Saudi Arabia will cut down its this year's budget by around five percent, the Finance Minister said a day after the oil prices in the international market came crashing down. The kingdom is reportedly facing the heat due to the current lockdown because of coronavirus. Saudi Arabia shut down malls, cinemas, restaurants, and other public places in order to prevent the spread of the virus.
The Minister of Finance and Acting Minister of Economy and Planning, Mohammad Al-Jadaan, in a statement released by The Saudi Press Agency, stated that the government worked on preliminary measures to ensure the provision of the financial requirements necessary to implement the preventive and direct measures to deal with the consequences of the epidemic and limit its spread to protect government installations and agencies and the continuity of their work.
The Minister further added that the cuts would have "the least social and economic impact". Al-Jadaan said that the government maintained huge reserves and the economical position of the kingdom is such that it enables it to deal with emerging challenges and helps it maintain financial stability.
As per reports, the oil prices touched an all-time low when Russia and Saudi Arabia failed to agree on a plan to curb supply at the recently concluded OPEC meet, following which both the countries boosted the output to a record level. Media reports suggest that the flood of supply coming from Saudi Arabia and Russia could lead to the largest surplus of crude in history.
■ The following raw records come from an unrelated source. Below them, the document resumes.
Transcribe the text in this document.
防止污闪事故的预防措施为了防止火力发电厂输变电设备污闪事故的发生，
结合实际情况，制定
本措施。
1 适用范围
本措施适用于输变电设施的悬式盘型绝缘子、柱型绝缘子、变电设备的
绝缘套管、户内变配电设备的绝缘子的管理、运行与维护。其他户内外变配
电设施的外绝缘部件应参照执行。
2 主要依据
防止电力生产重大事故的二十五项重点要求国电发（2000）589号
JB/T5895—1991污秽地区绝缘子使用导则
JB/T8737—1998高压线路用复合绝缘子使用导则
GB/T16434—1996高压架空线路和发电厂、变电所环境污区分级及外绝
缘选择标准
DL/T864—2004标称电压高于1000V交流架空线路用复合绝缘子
An OPEC meeting planned for March 18 in Vienna has been called off after Saudi Arabia and Russia failed to reach an agreement.
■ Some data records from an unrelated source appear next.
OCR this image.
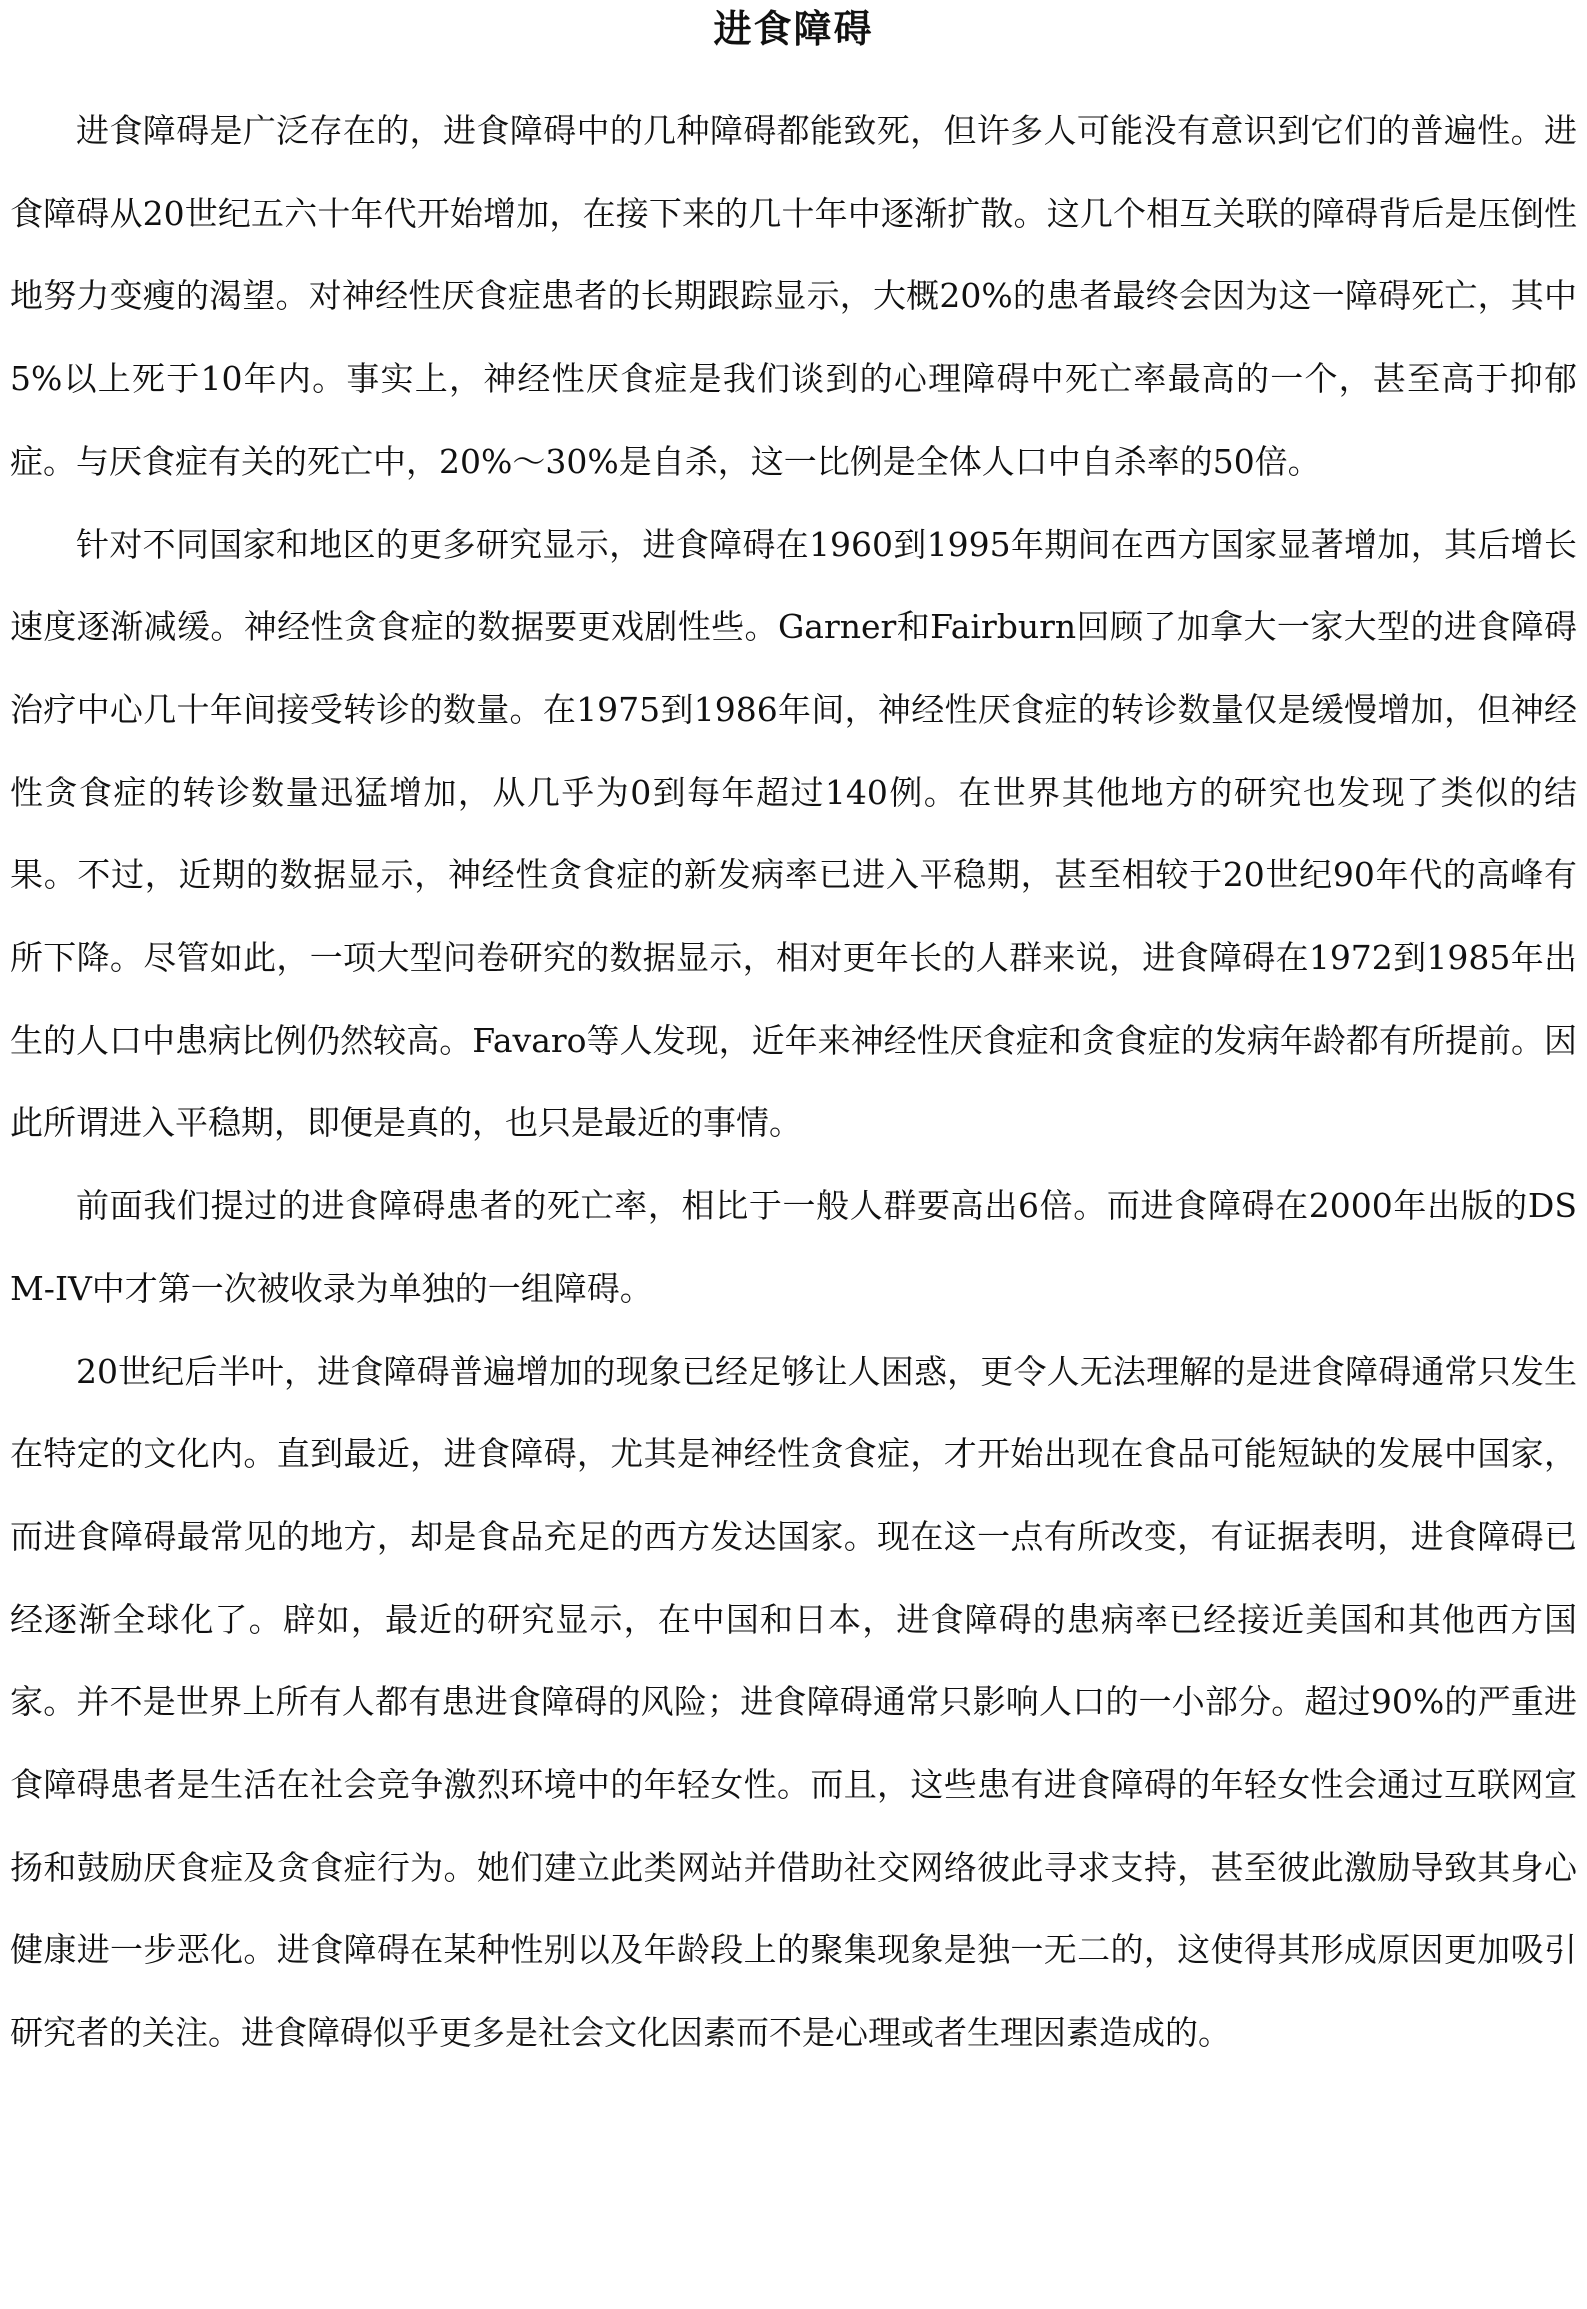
进食障碍

进食障碍是广泛存在的，进食障碍中的几种障碍都能致死，但许多人可能没有意识到它们的普遍性。进食障碍从20世纪五六十年代开始增加，在接下来的几十年中逐渐扩散。这几个相互关联的障碍背后是压倒性地努力变瘦的渴望。对神经性厌食症患者的长期跟踪显示，大概20%的患者最终会因为这一障碍死亡，其中5%以上死于10年内。事实上，神经性厌食症是我们谈到的心理障碍中死亡率最高的一个，甚至高于抑郁症。与厌食症有关的死亡中，20%～30%是自杀，这一比例是全体人口中自杀率的50倍。

针对不同国家和地区的更多研究显示，进食障碍在1960到1995年期间在西方国家显著增加，其后增长速度逐渐减缓。神经性贪食症的数据要更戏剧性些。Garner和Fairburn回顾了加拿大一家大型的进食障碍治疗中心几十年间接受转诊的数量。在1975到1986年间，神经性厌食症的转诊数量仅是缓慢增加，但神经性贪食症的转诊数量迅猛增加，从几乎为0到每年超过140例。在世界其他地方的研究也发现了类似的结果。不过，近期的数据显示，神经性贪食症的新发病率已进入平稳期，甚至相较于20世纪90年代的高峰有所下降。尽管如此，一项大型问卷研究的数据显示，相对更年长的人群来说，进食障碍在1972到1985年出生的人口中患病比例仍然较高。Favaro等人发现，近年来神经性厌食症和贪食症的发病年龄都有所提前。因此所谓进入平稳期，即便是真的，也只是最近的事情。

前面我们提过的进食障碍患者的死亡率，相比于一般人群要高出6倍。而进食障碍在2000年出版的DSM-IV中才第一次被收录为单独的一组障碍。

20世纪后半叶，进食障碍普遍增加的现象已经足够让人困惑，更令人无法理解的是进食障碍通常只发生在特定的文化内。直到最近，进食障碍，尤其是神经性贪食症，才开始出现在食品可能短缺的发展中国家，而进食障碍最常见的地方，却是食品充足的西方发达国家。现在这一点有所改变，有证据表明，进食障碍已经逐渐全球化了。辟如，最近的研究显示，在中国和日本，进食障碍的患病率已经接近美国和其他西方国家。并不是世界上所有人都有患进食障碍的风险；进食障碍通常只影响人口的一小部分。超过90%的严重进食障碍患者是生活在社会竞争激烈环境中的年轻女性。而且，这些患有进食障碍的年轻女性会通过互联网宣扬和鼓励厌食症及贪食症行为。她们建立此类网站并借助社交网络彼此寻求支持，甚至彼此激励导致其身心健康进一步恶化。进食障碍在某种性别以及年龄段上的聚集现象是独一无二的，这使得其形成原因更加吸引研究者的关注。进食障碍似乎更多是社会文化因素而不是心理或者生理因素造成的。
US President Donald Trump on March 13 had said that Washington would take advantage of low oil prices to fill emergency crude oil reserves. India also took advantage of the low oil prices in the international market as the government raised excise duty on fuel by Rs 3 per litre. Central banks all over the world took action to prevent the economic fall out with US Federal Reserves on March 15 slashing its key rates to near zero. However, the measures did little to strengthen stock markets in freefall, as investors anticipate a sharp contraction in demand in the coming weeks anyway.